Is integer division always equal to the floor of regular division?

Question

For large quotients, integer division (//) doesn't seem to be necessarily equal to the floor of regular division (math.floor(a/b)).

According to Python docs (https://docs.python.org/3/reference/expressions.html - 6.7),

floor division of integers results in an integer; the result is that of mathematical division with the ‘floor’ function applied to the result.

However,

math.floor(648705536316023400 / 7) = 92672219473717632

648705536316023400 // 7 = 92672219473717628

'{0:.10f}'.format(648705536316023400 / 7) yields '92672219473717632.0000000000', but the last two digits of the decimal part should be 28 and not 32.

Answer 1

The reason the quotients in your test case are not equal is that in the math.floor(a/b) case, the result is calculated with floating point arithmetic (IEEE-754 64-bit), which means there is a maximum precision. The quotient you have there is larger than the 2⁵³ limit above which floating point is no longer accurate up to the unit.

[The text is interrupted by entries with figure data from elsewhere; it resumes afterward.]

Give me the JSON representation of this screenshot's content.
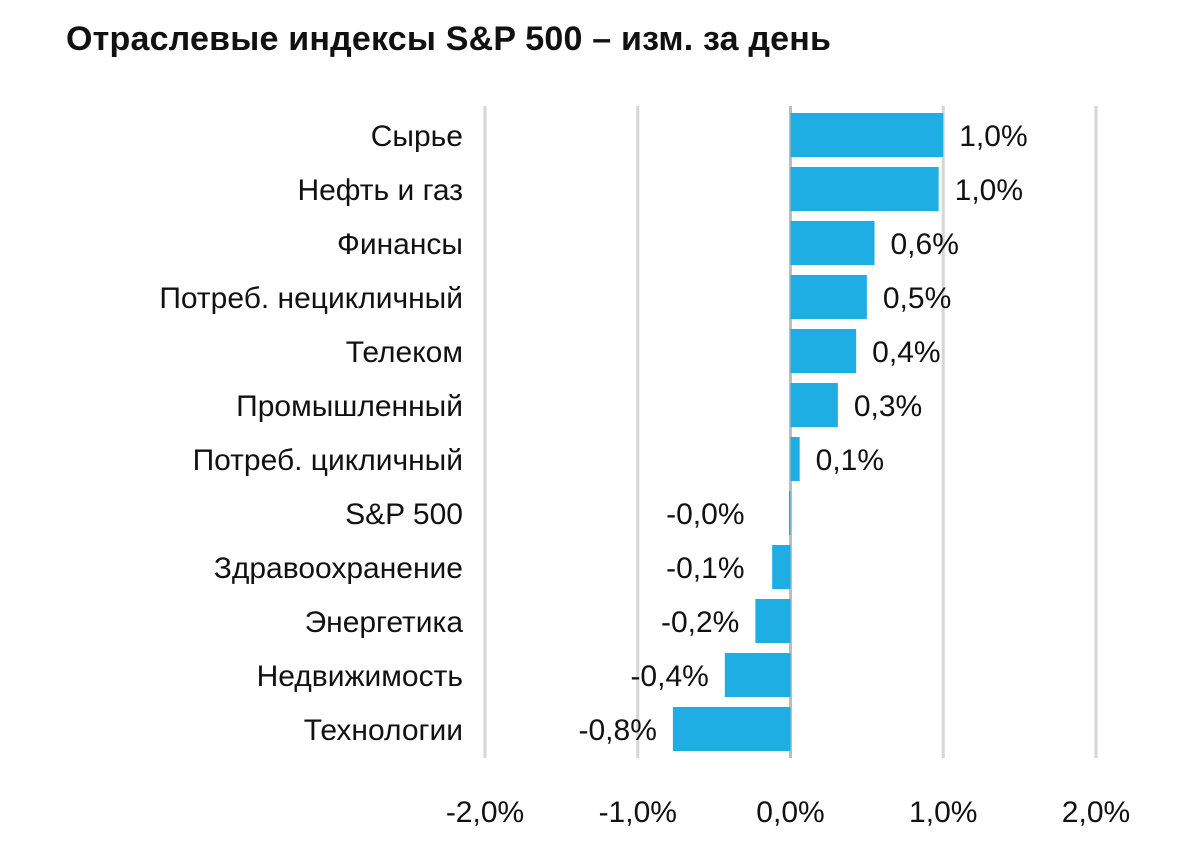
{
  "chart_data": {
    "type": "bar",
    "orientation": "horizontal",
    "title": "Отраслевые индексы S&P 500 – изм. за день",
    "xlabel": "",
    "ylabel": "",
    "xlim": [
      -2.0,
      2.0
    ],
    "grid": true,
    "colors": {
      "bar": "#1EAEE3",
      "grid": "#D6D6D6",
      "zero_line": "#BDBDBD"
    },
    "categories": [
      "Сырье",
      "Нефть и газ",
      "Финансы",
      "Потреб. нецикличный",
      "Телеком",
      "Промышленный",
      "Потреб. цикличный",
      "S&P 500",
      "Здравоохранение",
      "Энергетика",
      "Недвижимость",
      "Технологии"
    ],
    "values": [
      1.0,
      0.97,
      0.55,
      0.5,
      0.43,
      0.31,
      0.06,
      -0.01,
      -0.12,
      -0.23,
      -0.43,
      -0.77
    ],
    "value_labels": [
      "1,0%",
      "1,0%",
      "0,6%",
      "0,5%",
      "0,4%",
      "0,3%",
      "0,1%",
      "-0,0%",
      "-0,1%",
      "-0,2%",
      "-0,4%",
      "-0,8%"
    ],
    "ticks": [
      -2.0,
      -1.0,
      0.0,
      1.0,
      2.0
    ],
    "tick_labels": [
      "-2,0%",
      "-1,0%",
      "0,0%",
      "1,0%",
      "2,0%"
    ]
  }
}
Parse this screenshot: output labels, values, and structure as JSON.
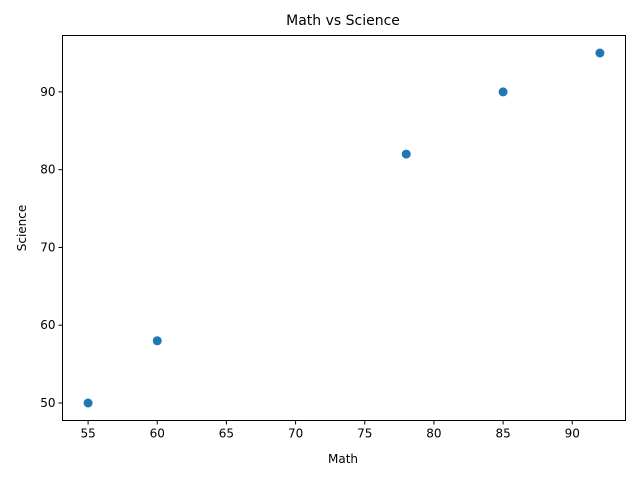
{
  "chart_data": {
    "type": "scatter",
    "title": "Math vs Science",
    "xlabel": "Math",
    "ylabel": "Science",
    "x": [
      55,
      60,
      78,
      85,
      92
    ],
    "y": [
      50,
      58,
      82,
      90,
      95
    ],
    "xlim": [
      53.15,
      93.85
    ],
    "ylim": [
      47.75,
      97.25
    ],
    "xticks": [
      55,
      60,
      65,
      70,
      75,
      80,
      85,
      90
    ],
    "yticks": [
      50,
      60,
      70,
      80,
      90
    ],
    "grid": false,
    "marker_color": "#1f77b4"
  }
}
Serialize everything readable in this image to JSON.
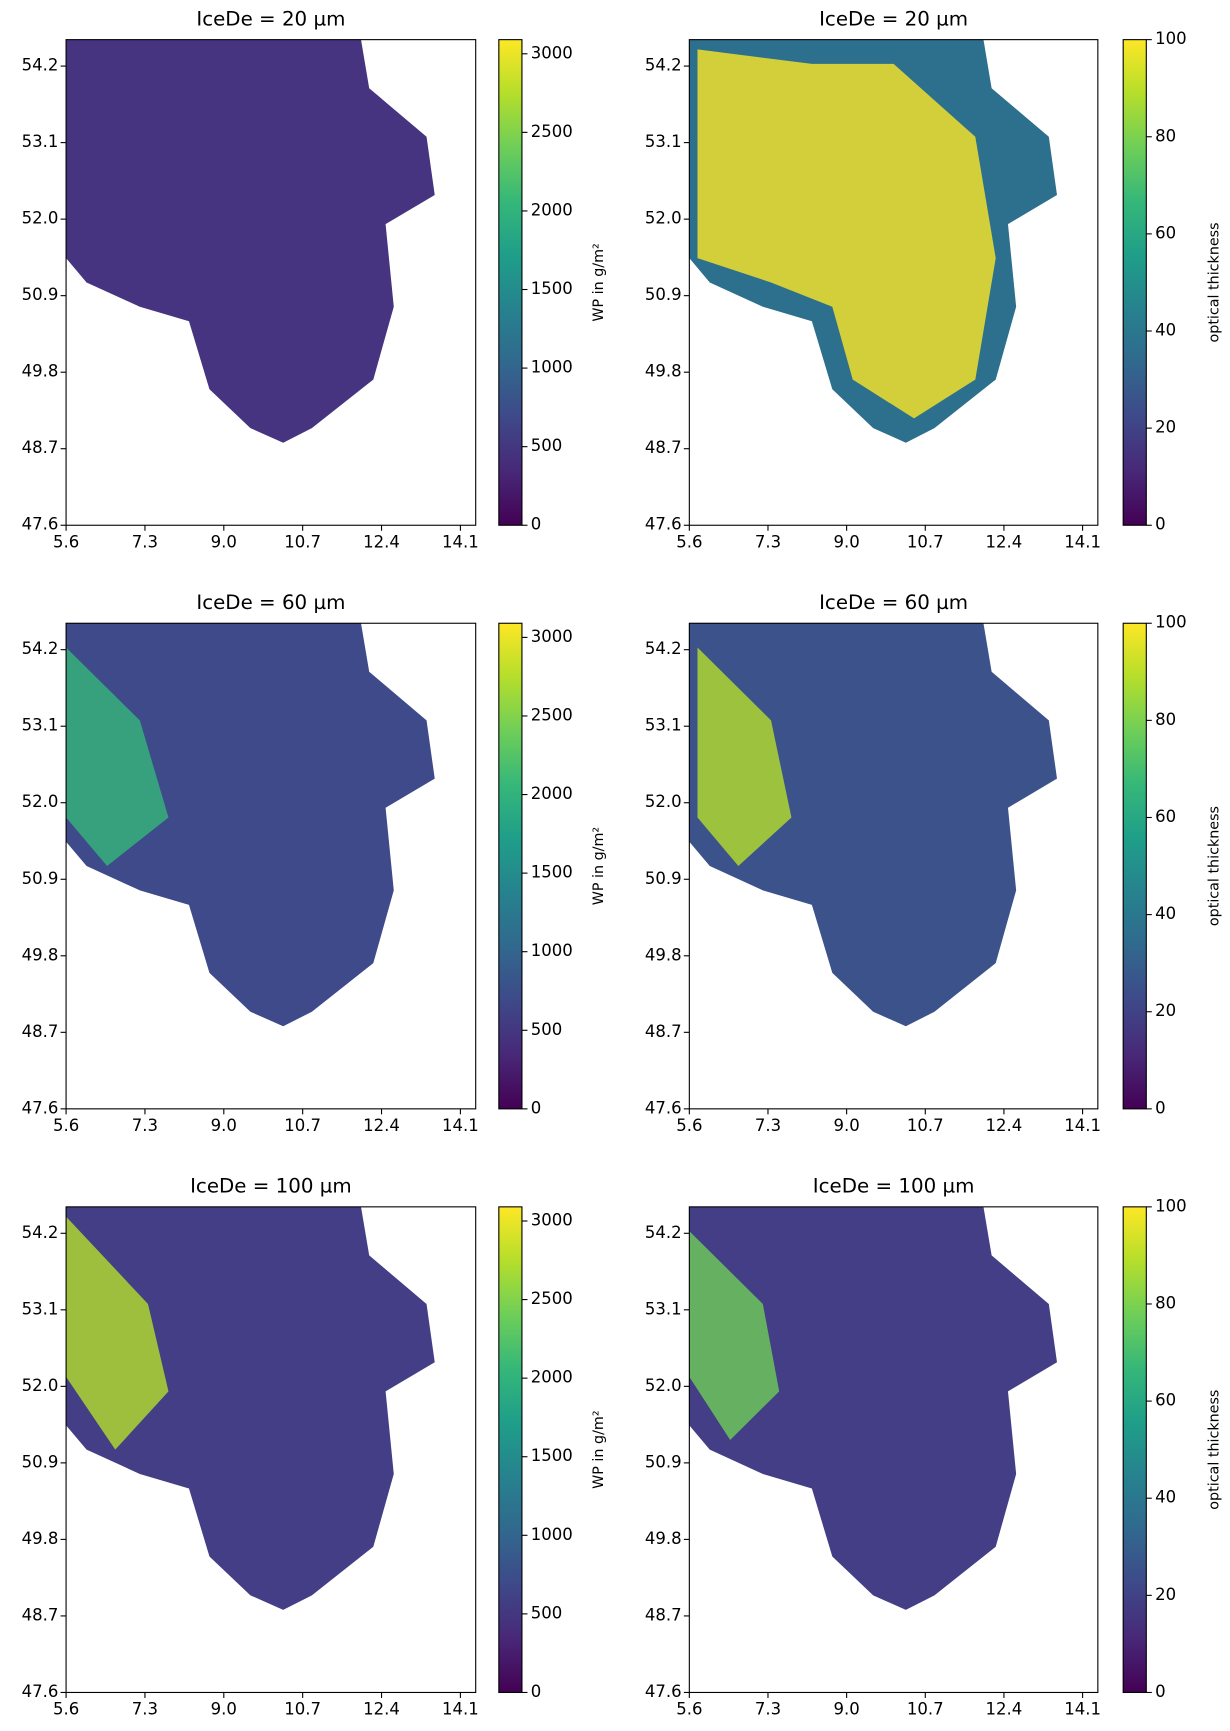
{
  "chart_data": [
    {
      "type": "heatmap",
      "title": "IceDe = 20 µm",
      "xlim": [
        5.6,
        14.43
      ],
      "ylim": [
        47.6,
        54.58
      ],
      "xticks": [
        5.6,
        7.3,
        {
          "value": 9,
          "label": "9.0"
        },
        10.7,
        12.4,
        14.1
      ],
      "yticks": [
        47.6,
        48.7,
        49.8,
        50.9,
        {
          "value": 52,
          "label": "52.0"
        },
        53.1,
        54.2
      ],
      "colorbar": {
        "label": "WP in g/m²",
        "colormap": "viridis",
        "lim": [
          0,
          3090
        ],
        "ticks": [
          0,
          500,
          1000,
          1500,
          2000,
          2500,
          3000
        ]
      }
    },
    {
      "type": "heatmap",
      "title": "IceDe = 20 µm",
      "xlim": [
        5.6,
        14.43
      ],
      "ylim": [
        47.6,
        54.58
      ],
      "xticks": [
        5.6,
        7.3,
        {
          "value": 9,
          "label": "9.0"
        },
        10.7,
        12.4,
        14.1
      ],
      "yticks": [
        47.6,
        48.7,
        49.8,
        50.9,
        {
          "value": 52,
          "label": "52.0"
        },
        53.1,
        54.2
      ],
      "colorbar": {
        "label": "optical thickness",
        "colormap": "viridis",
        "lim": [
          0,
          100
        ],
        "ticks": [
          0,
          20,
          40,
          60,
          80,
          100
        ]
      }
    },
    {
      "type": "heatmap",
      "title": "IceDe = 60 µm",
      "xlim": [
        5.6,
        14.43
      ],
      "ylim": [
        47.6,
        54.58
      ],
      "xticks": [
        5.6,
        7.3,
        {
          "value": 9,
          "label": "9.0"
        },
        10.7,
        12.4,
        14.1
      ],
      "yticks": [
        47.6,
        48.7,
        49.8,
        50.9,
        {
          "value": 52,
          "label": "52.0"
        },
        53.1,
        54.2
      ],
      "colorbar": {
        "label": "WP in g/m²",
        "colormap": "viridis",
        "lim": [
          0,
          3090
        ],
        "ticks": [
          0,
          500,
          1000,
          1500,
          2000,
          2500,
          3000
        ]
      }
    },
    {
      "type": "heatmap",
      "title": "IceDe = 60 µm",
      "xlim": [
        5.6,
        14.43
      ],
      "ylim": [
        47.6,
        54.58
      ],
      "xticks": [
        5.6,
        7.3,
        {
          "value": 9,
          "label": "9.0"
        },
        10.7,
        12.4,
        14.1
      ],
      "yticks": [
        47.6,
        48.7,
        49.8,
        50.9,
        {
          "value": 52,
          "label": "52.0"
        },
        53.1,
        54.2
      ],
      "colorbar": {
        "label": "optical thickness",
        "colormap": "viridis",
        "lim": [
          0,
          100
        ],
        "ticks": [
          0,
          20,
          40,
          60,
          80,
          100
        ]
      }
    },
    {
      "type": "heatmap",
      "title": "IceDe = 100 µm",
      "xlim": [
        5.6,
        14.43
      ],
      "ylim": [
        47.6,
        54.58
      ],
      "xticks": [
        5.6,
        7.3,
        {
          "value": 9,
          "label": "9.0"
        },
        10.7,
        12.4,
        14.1
      ],
      "yticks": [
        47.6,
        48.7,
        49.8,
        50.9,
        {
          "value": 52,
          "label": "52.0"
        },
        53.1,
        54.2
      ],
      "colorbar": {
        "label": "WP in g/m²",
        "colormap": "viridis",
        "lim": [
          0,
          3090
        ],
        "ticks": [
          0,
          500,
          1000,
          1500,
          2000,
          2500,
          3000
        ]
      }
    },
    {
      "type": "heatmap",
      "title": "IceDe = 100 µm",
      "xlim": [
        5.6,
        14.43
      ],
      "ylim": [
        47.6,
        54.58
      ],
      "xticks": [
        5.6,
        7.3,
        {
          "value": 9,
          "label": "9.0"
        },
        10.7,
        12.4,
        14.1
      ],
      "yticks": [
        47.6,
        48.7,
        49.8,
        50.9,
        {
          "value": 52,
          "label": "52.0"
        },
        53.1,
        54.2
      ],
      "colorbar": {
        "label": "optical thickness",
        "colormap": "viridis",
        "lim": [
          0,
          100
        ],
        "ticks": [
          0,
          20,
          40,
          60,
          80,
          100
        ]
      }
    }
  ]
}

With the integer division however, Python uses its unlimited integer range, and so that result is correct.

See also "Semantics of True Division" in PEP 238:

Note that for int and long arguments, true division may lose information; this is in the nature of true division (as long as rationals are not in the language). Algorithms that consciously use longs should consider using //, as true division of longs retains no more than 53 bits of precision (on most platforms).

Answer 2

You may be dealing with integral values that are too large to express exactly as floats. Your number is significantly larger than 2^53, which is where the gaps between adjacent floating point doubles start to get bigger than 1. So you lose some precision when doing the floating point division.

The integer division, on the other hand, is computed exactly.